The ACCC's intervention signals that the commission considers the public interest at stake to be substantial enough to justify formal participation in private litigation. For the marketing community, the practical stakes are similarly significant: how apps are distributed and how payments flow on the most commercially valuable mobile platform in Australia hangs in part on what the Federal Court orders next week.

Timeline

  • August 2020: Epic Games introduces direct payment options in Fortnite, bypassing Apple's and Google's approximately 30 per cent commission fees. Both companies remove Fortnite from their app stores.
  • November 2020: Epic Games commences court proceedings in Australia. The ACCC begins monitoring the private litigation.
  • 2021: The ACCC is granted leave to appear as amicus curiae in Epic's appeal of Apple's temporary stay of proceedings, supporting the principle that Australian competition cases should be determined in Australian courts.
  • December 2023: A US jury finds Google violated antitrust laws through its Play Store and billing practices. Google later settles a related US state lawsuit, paying $630 million to a consumer settlement fund.
  • January 2025: The US Department of Justice and Federal Trade Commission file a 38-page amicus brief supporting Epic's antitrust victory over Google in the US proceedings, rejecting Google's arguments that court-ordered remedies exceeded legal authority.
  • March 2025: The ACCC concludes its Digital Platform Services Inquiry with 35 recommendations, confirming Apple and Google hold approximately 100 per cent combined mobile OS market share in Australia.
  • August 2025: The Federal Court of Australia finds Apple and Google misused their respective market power in breach of Australia's competition laws, by restricting alternative app distribution and in-app payment methods.
  • October 2025: The UK Competition Appeal Tribunal finds Apple abused its dominant position through App Store restrictions and its 30 per cent commission, in proceedings covering approximately 36 million class members.
  • November 2025: Google and Epic file a joint motion in the US proposing a modified settlement that would expand developer payment choice on Android and streamline competing app store installations globally.
  • December 2025: The Federal Court orders Google Asia Pacific to pay A$55 million in penalties for exclusive pre-installation agreements with Telstra and Optus on Android devices.
  • February 2026: The ACCC sets its 2026-27 enforcement priorities, maintaining misuse of market power in digital platform markets as an enduring focus area.
  • March 2026: The Federal Court orders by consent that Epic's Australian proceedings against Google be dismissed. Epic and Google's global settlement agreement applies in Australia.
  • 21 April 2026: The ACCC is granted leave by the Federal Court to intervene in the Epic v Apple proceedings in relation to relief, with the intention of making written submissions on issues of public interest.
  • 28 April 2026: The relief hearing resumes before the Federal Court.

Summary

Who: The Australian Competition and Consumer Commission, represented by Commissioner Luke Woodward, has been granted leave by the Federal Court to intervene in the private antitrust proceedings between Epic Games, Inc and Apple Inc.

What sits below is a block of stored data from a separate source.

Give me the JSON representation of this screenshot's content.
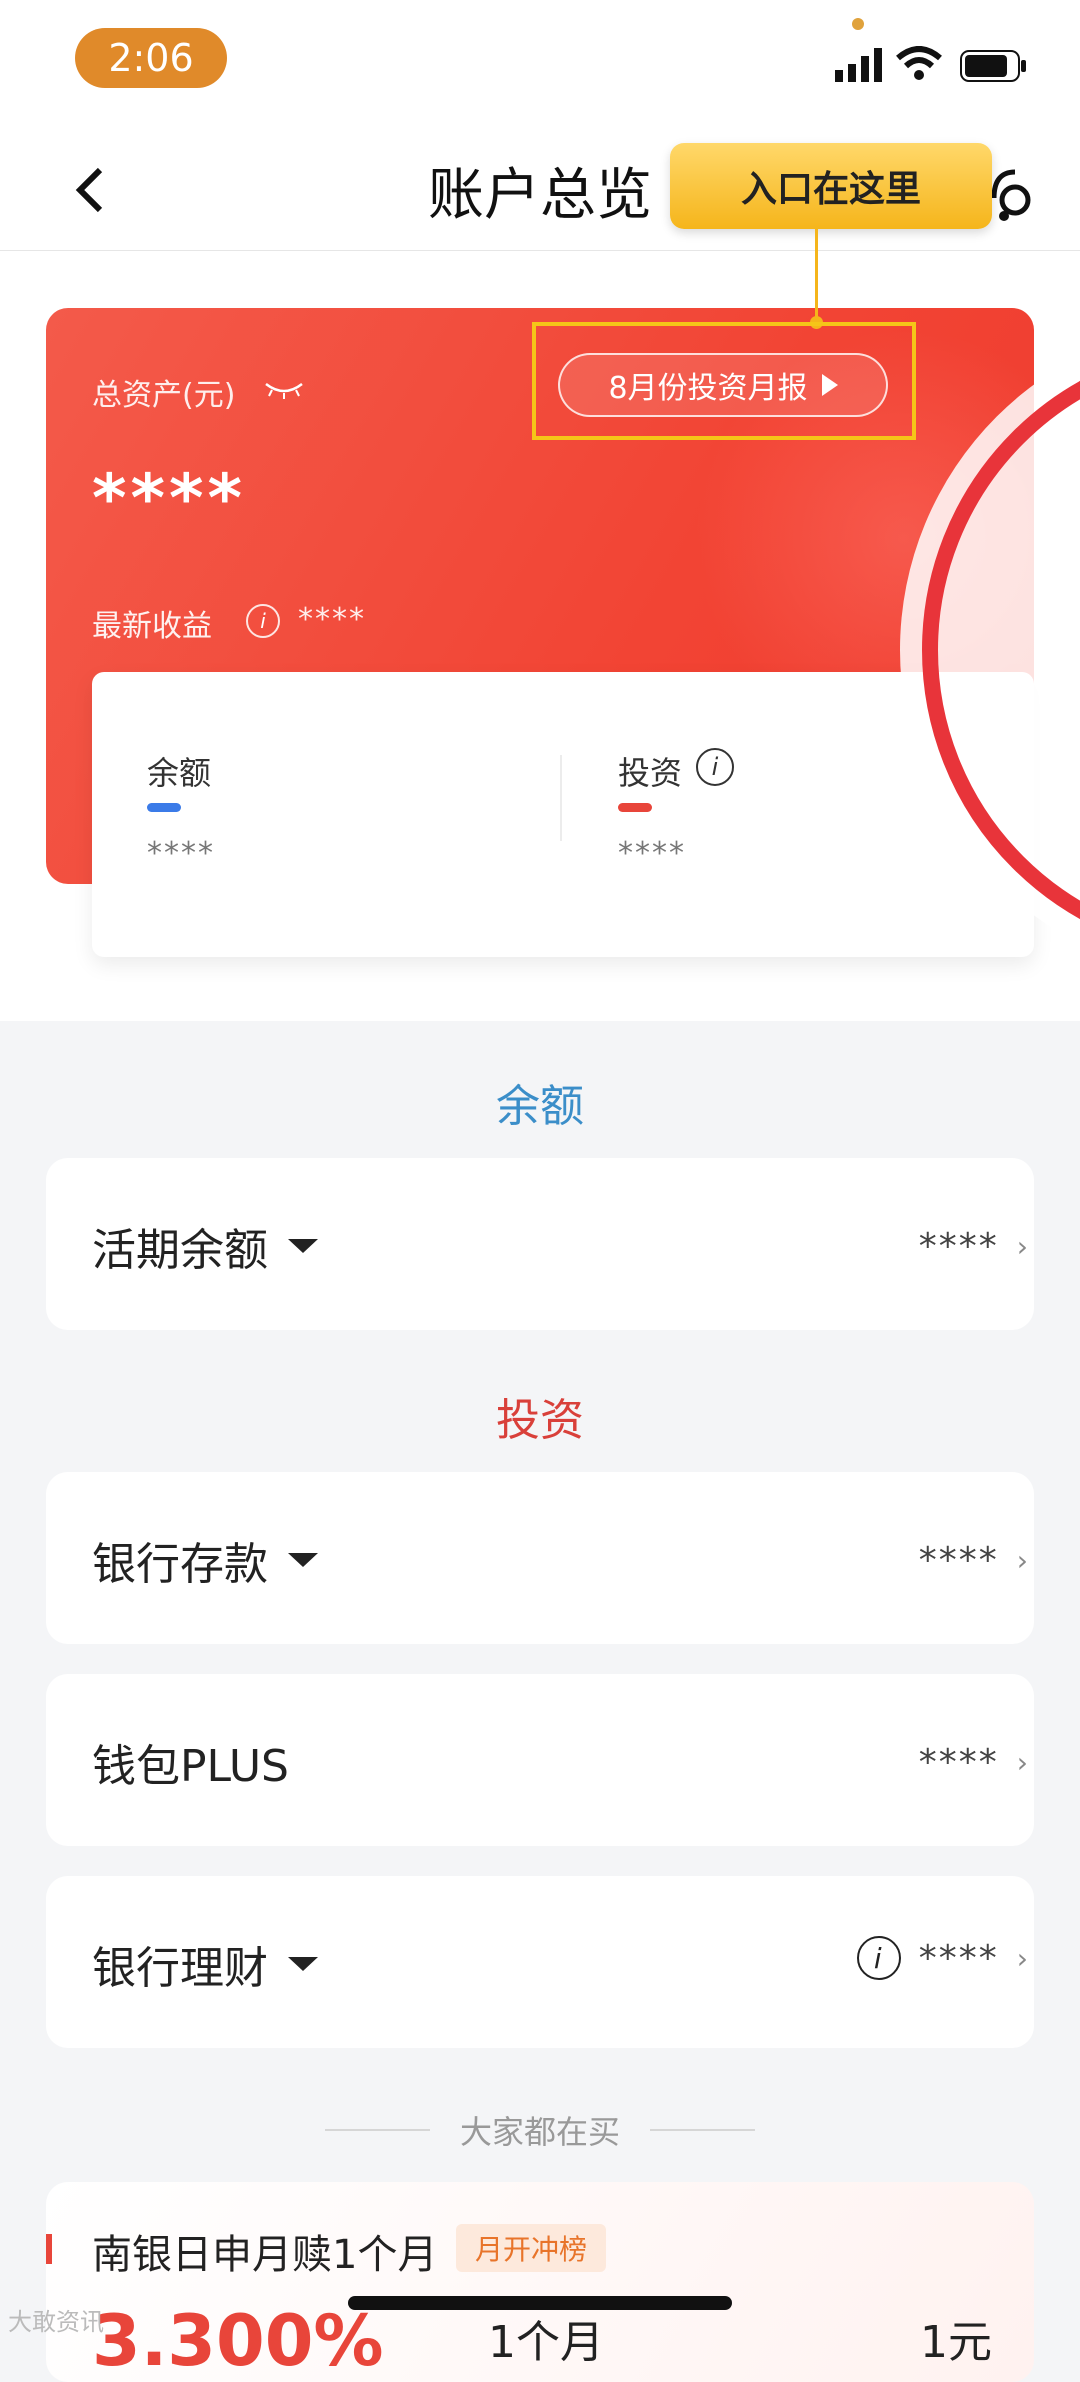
{
  "status_bar": {
    "time": "2:06"
  },
  "header": {
    "title": "账户总览",
    "back_icon": "chevron-left-icon",
    "service_icon": "headset-icon"
  },
  "callout": {
    "text": "入口在这里"
  },
  "asset_card": {
    "total_label": "总资产(元)",
    "report_button": "8月份投资月报",
    "total_value": "****",
    "yield_label": "最新收益",
    "yield_value": "****",
    "balance_label": "余额",
    "balance_value": "****",
    "investment_label": "投资",
    "investment_value": "****",
    "colors": {
      "card": "#f24434",
      "balance_bar": "#3b7be8",
      "investment_bar": "#e8453a"
    }
  },
  "sections": {
    "balance": {
      "title": "余额",
      "items": [
        {
          "label": "活期余额",
          "value": "****"
        }
      ]
    },
    "investment": {
      "title": "投资",
      "items": [
        {
          "label": "银行存款",
          "value": "****"
        },
        {
          "label": "钱包PLUS",
          "value": "****"
        },
        {
          "label": "银行理财",
          "value": "****"
        }
      ]
    }
  },
  "everyone_buy": {
    "title": "大家都在买"
  },
  "product": {
    "name": "南银日申月赎1个月",
    "tag": "月开冲榜",
    "rate": "3.300%",
    "term": "1个月",
    "min": "1元"
  },
  "watermark": "大敢资讯"
}
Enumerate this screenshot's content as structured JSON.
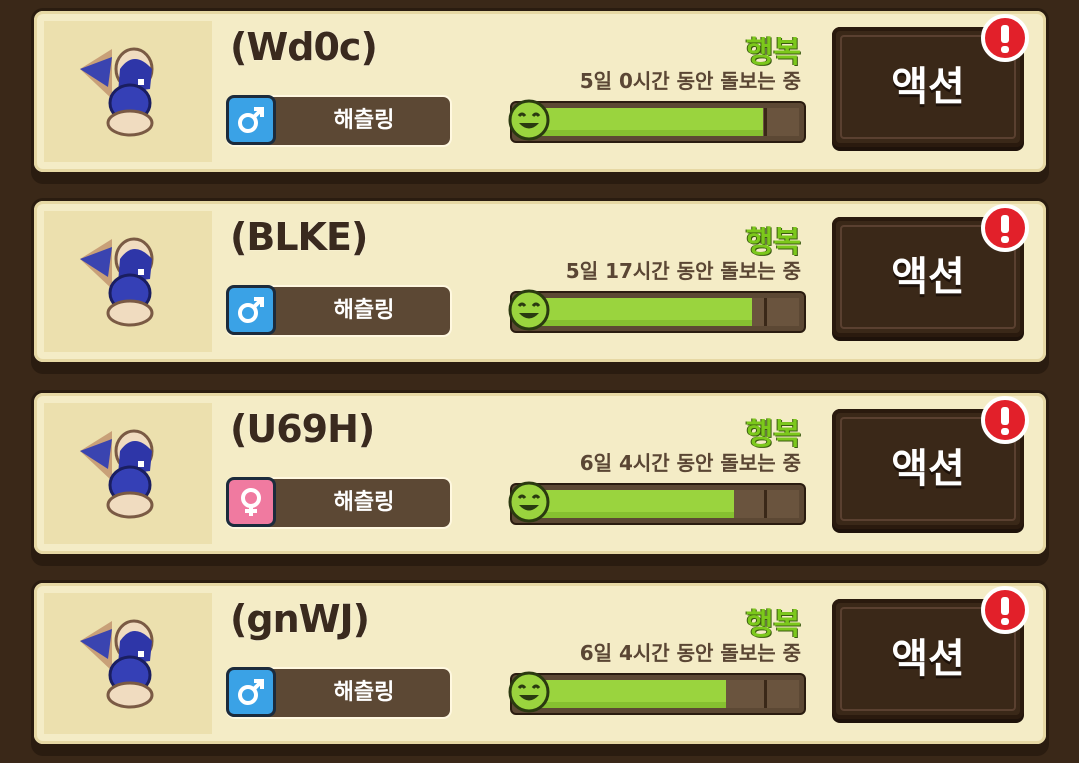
{
  "cards": [
    {
      "name": "(Wd0c)",
      "gender": "male",
      "gender_icon": "male-symbol-icon",
      "species": "해츨링",
      "mood": "행복",
      "care_time": "5일 0시간 동안 돌보는 중",
      "happiness": 0.86,
      "action": "액션"
    },
    {
      "name": "(BLKE)",
      "gender": "male",
      "gender_icon": "male-symbol-icon",
      "species": "해츨링",
      "mood": "행복",
      "care_time": "5일 17시간 동안 돌보는 중",
      "happiness": 0.82,
      "action": "액션"
    },
    {
      "name": "(U69H)",
      "gender": "female",
      "gender_icon": "female-symbol-icon",
      "species": "해츨링",
      "mood": "행복",
      "care_time": "6일 4시간 동안 돌보는 중",
      "happiness": 0.75,
      "action": "액션"
    },
    {
      "name": "(gnWJ)",
      "gender": "male",
      "gender_icon": "male-symbol-icon",
      "species": "해츨링",
      "mood": "행복",
      "care_time": "6일 4시간 동안 돌보는 중",
      "happiness": 0.72,
      "action": "액션"
    }
  ],
  "colors": {
    "happy": "#7cc81c",
    "male": "#3aa2e6",
    "female": "#f07aa0",
    "alert": "#e2202a"
  }
}
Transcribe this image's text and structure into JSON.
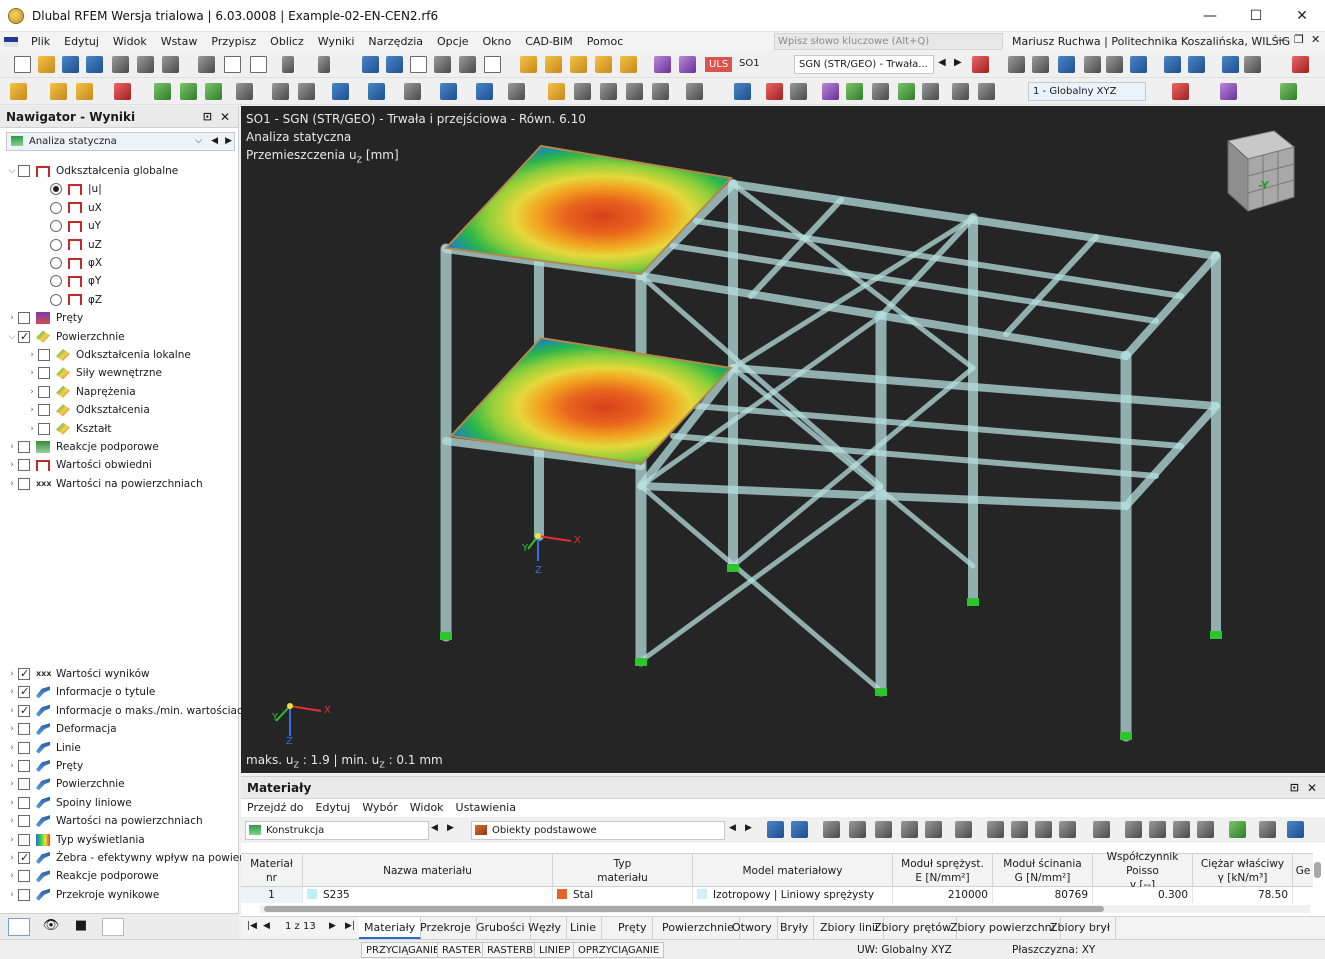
{
  "window": {
    "title": "Dlubal RFEM Wersja trialowa | 6.03.0008 | Example-02-EN-CEN2.rf6",
    "minimize": "—",
    "maximize": "☐",
    "close": "✕"
  },
  "menu": [
    "Plik",
    "Edytuj",
    "Widok",
    "Wstaw",
    "Przypisz",
    "Oblicz",
    "Wyniki",
    "Narzędzia",
    "Opcje",
    "Okno",
    "CAD-BIM",
    "Pomoc"
  ],
  "search": {
    "placeholder": "Wpisz słowo kluczowe (Alt+Q)"
  },
  "user": "Mariusz Ruchwa | Politechnika Koszalińska, WILŚiG",
  "toolbar1": {
    "uls_badge": "ULS",
    "case": "SO1",
    "combo_type": "SGN (STR/GEO) - Trwała..."
  },
  "toolbar2": {
    "coord_system": "1 - Globalny XYZ"
  },
  "navigator": {
    "title": "Nawigator - Wyniki",
    "analysis": "Analiza statyczna",
    "tree": [
      {
        "label": "Odkształcenia globalne",
        "level": 0,
        "checked": false,
        "expanded": true
      },
      {
        "label": "|u|",
        "level": 1,
        "radio": true,
        "selected": true
      },
      {
        "label": "uX",
        "level": 1,
        "radio": true
      },
      {
        "label": "uY",
        "level": 1,
        "radio": true
      },
      {
        "label": "uZ",
        "level": 1,
        "radio": true
      },
      {
        "label": "φX",
        "level": 1,
        "radio": true
      },
      {
        "label": "φY",
        "level": 1,
        "radio": true
      },
      {
        "label": "φZ",
        "level": 1,
        "radio": true
      },
      {
        "label": "Pręty",
        "level": 0,
        "checked": false
      },
      {
        "label": "Powierzchnie",
        "level": 0,
        "checked": true,
        "expanded": true
      },
      {
        "label": "Odkształcenia lokalne",
        "level": 1,
        "checked": false
      },
      {
        "label": "Siły wewnętrzne",
        "level": 1,
        "checked": false
      },
      {
        "label": "Naprężenia",
        "level": 1,
        "checked": false
      },
      {
        "label": "Odkształcenia",
        "level": 1,
        "checked": false
      },
      {
        "label": "Kształt",
        "level": 1,
        "checked": false
      },
      {
        "label": "Reakcje podporowe",
        "level": 0,
        "checked": false
      },
      {
        "label": "Wartości obwiedni",
        "level": 0,
        "checked": false
      },
      {
        "label": "Wartości na powierzchniach",
        "level": 0,
        "checked": false
      }
    ],
    "display": [
      {
        "label": "Wartości wyników",
        "checked": true
      },
      {
        "label": "Informacje o tytule",
        "checked": true
      },
      {
        "label": "Informacje o maks./min. wartościach",
        "checked": true
      },
      {
        "label": "Deformacja",
        "checked": false
      },
      {
        "label": "Linie",
        "checked": false
      },
      {
        "label": "Pręty",
        "checked": false
      },
      {
        "label": "Powierzchnie",
        "checked": false
      },
      {
        "label": "Spoiny liniowe",
        "checked": false
      },
      {
        "label": "Wartości na powierzchniach",
        "checked": false
      },
      {
        "label": "Typ wyświetlania",
        "checked": false
      },
      {
        "label": "Żebra - efektywny wpływ na powier...",
        "checked": true
      },
      {
        "label": "Reakcje podporowe",
        "checked": false
      },
      {
        "label": "Przekroje wynikowe",
        "checked": false
      }
    ]
  },
  "viewport": {
    "line1": "SO1 - SGN (STR/GEO) - Trwała i przejściowa - Równ. 6.10",
    "line2": "Analiza statyczna",
    "line3": "Przemieszczenia u",
    "line3_sub": "Z",
    "line3_unit": " [mm]",
    "max_label": "maks. u",
    "max_sub": "Z",
    "max_value": " : 1.9 | min. u",
    "min_sub": "Z",
    "min_value": " : 0.1 mm",
    "axis_x": "X",
    "axis_y": "Y",
    "axis_z": "Z",
    "cube_label": "-Y"
  },
  "materials": {
    "title": "Materiały",
    "menu": [
      "Przejdź do",
      "Edytuj",
      "Wybór",
      "Widok",
      "Ustawienia"
    ],
    "filter1": "Konstrukcja",
    "filter2": "Obiekty podstawowe",
    "columns": [
      {
        "line1": "Materiał",
        "line2": "nr"
      },
      {
        "line1": "Nazwa materiału",
        "line2": ""
      },
      {
        "line1": "Typ",
        "line2": "materiału"
      },
      {
        "line1": "Model materiałowy",
        "line2": ""
      },
      {
        "line1": "Moduł sprężyst.",
        "line2": "E [N/mm²]"
      },
      {
        "line1": "Moduł ścinania",
        "line2": "G [N/mm²]"
      },
      {
        "line1": "Współczynnik Poisso",
        "line2": "v [--]"
      },
      {
        "line1": "Ciężar właściwy",
        "line2": "γ [kN/m³]"
      },
      {
        "line1": "Ge",
        "line2": ""
      }
    ],
    "row": {
      "nr": "1",
      "name": "S235",
      "type": "Stal",
      "model": "Izotropowy | Liniowy sprężysty",
      "E": "210000",
      "G": "80769",
      "nu": "0.300",
      "gamma": "78.50"
    },
    "pager": "1 z 13",
    "tabs": [
      "Materiały",
      "Przekroje",
      "Grubości",
      "Węzły",
      "Linie",
      "Pręty",
      "Powierzchnie",
      "Otwory",
      "Bryły",
      "Zbiory linii",
      "Zbiory prętów",
      "Zbiory powierzchni",
      "Zbiory brył"
    ]
  },
  "status": {
    "buttons": [
      "PRZYCIĄGANIE",
      "RASTER",
      "RASTERB",
      "LINIEP",
      "OPRZYCIĄGANIE"
    ],
    "cs": "UW: Globalny XYZ",
    "plane": "Płaszczyzna: XY"
  },
  "colors": {
    "viewport_bg": "#252525",
    "accent": "#2a6ac0",
    "uls": "#d9534f"
  }
}
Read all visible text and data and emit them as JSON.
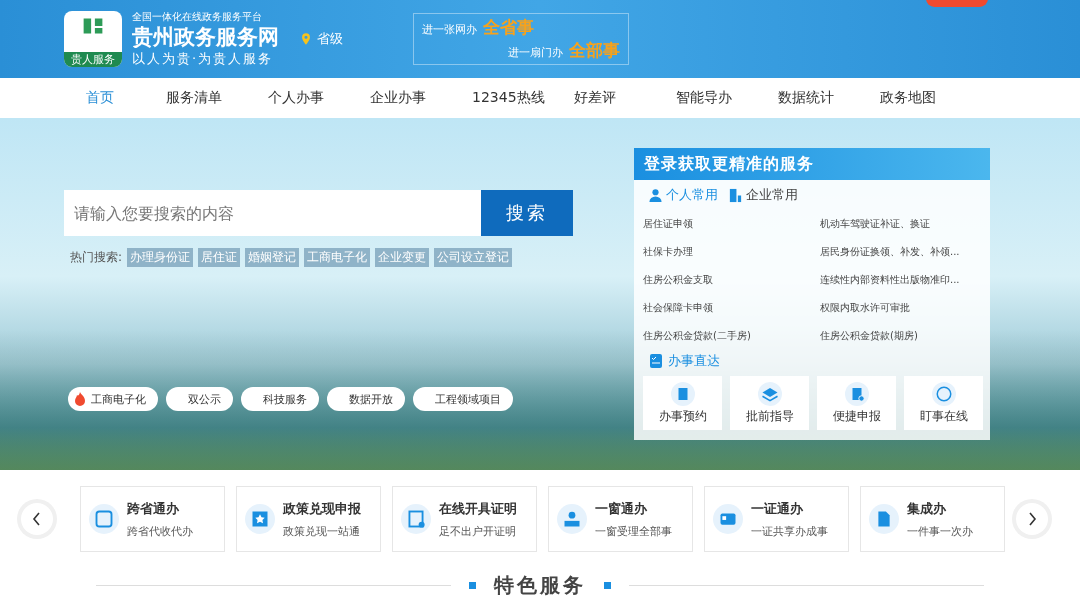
{
  "header": {
    "logo_badge": "贵人服务",
    "platform": "全国一体化在线政务服务平台",
    "site_name": "贵州政务服务网",
    "motto": "以人为贵·为贵人服务",
    "location": "省级",
    "slogan": [
      {
        "lead": "进一张网办",
        "strong": "全省事"
      },
      {
        "lead": "进一扇门办",
        "strong": "全部事"
      }
    ]
  },
  "nav": [
    {
      "label": "首页",
      "selected": true
    },
    {
      "label": "服务清单",
      "selected": false
    },
    {
      "label": "个人办事",
      "selected": false
    },
    {
      "label": "企业办事",
      "selected": false
    },
    {
      "label": "12345热线",
      "selected": false
    },
    {
      "label": "好差评",
      "selected": false
    },
    {
      "label": "智能导办",
      "selected": false
    },
    {
      "label": "数据统计",
      "selected": false
    },
    {
      "label": "政务地图",
      "selected": false
    }
  ],
  "search": {
    "placeholder": "请输入您要搜索的内容",
    "button": "搜索",
    "hot_label": "热门搜索:",
    "hot": [
      "办理身份证",
      "居住证",
      "婚姻登记",
      "工商电子化",
      "企业变更",
      "公司设立登记"
    ]
  },
  "shortcuts": [
    {
      "label": "工商电子化",
      "hot": true
    },
    {
      "label": "双公示",
      "hot": false
    },
    {
      "label": "科技服务",
      "hot": false
    },
    {
      "label": "数据开放",
      "hot": false
    },
    {
      "label": "工程领域项目",
      "hot": false
    }
  ],
  "login_panel": {
    "title": "登录获取更精准的服务",
    "tabs": [
      {
        "label": "个人常用",
        "selected": true,
        "kind": "person"
      },
      {
        "label": "企业常用",
        "selected": false,
        "kind": "company"
      }
    ],
    "items": [
      "居住证申领",
      "机动车驾驶证补证、换证",
      "社保卡办理",
      "居民身份证换领、补发、补领...",
      "住房公积金支取",
      "连续性内部资料性出版物准印...",
      "社会保障卡申领",
      "权限内取水许可审批",
      "住房公积金贷款(二手房)",
      "住房公积金贷款(期房)"
    ],
    "direct_title": "办事直达",
    "direct": [
      {
        "label": "办事预约",
        "kind": "doc"
      },
      {
        "label": "批前指导",
        "kind": "layers"
      },
      {
        "label": "便捷申报",
        "kind": "report"
      },
      {
        "label": "盯事在线",
        "kind": "ding"
      }
    ]
  },
  "services": [
    {
      "title": "跨省通办",
      "subtitle": "跨省代收代办",
      "kind": "kua"
    },
    {
      "title": "政策兑现申报",
      "subtitle": "政策兑现一站通",
      "kind": "star"
    },
    {
      "title": "在线开具证明",
      "subtitle": "足不出户开证明",
      "kind": "cert"
    },
    {
      "title": "一窗通办",
      "subtitle": "一窗受理全部事",
      "kind": "window"
    },
    {
      "title": "一证通办",
      "subtitle": "一证共享办成事",
      "kind": "card"
    },
    {
      "title": "集成办",
      "subtitle": "一件事一次办",
      "kind": "file"
    }
  ],
  "section_title": "特色服务"
}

What: The ACCC will make written submissions limited to specific relief issues of public interest, following the Federal Court's finding in August 2025 that Apple misused its market power by restricting alternative app distribution and in-app payment methods on Apple devices in Australia.

When: The ACCC announced the development on 21 April 2026. The relief hearing resumes on 28 April 2026.

Where: The proceedings are before the Federal Court of Australia. The potential orders could affect the distribution of mobile apps and in-app payment options for Australian users and developers.

Why: The ACCC considers the remedies at stake to involve significant public interest in the promotion of competitive digital services markets. The commission has monitored the case since November 2020 and conducted a parallel five-year Digital Platform Services Inquiry that confirmed Apple and Google hold approximately 100 per cent of Australia's mobile operating system market. The Epic v Google side of the case was resolved by a global settlement in March 2026; the Apple proceedings remain active and are approaching the remedies phase.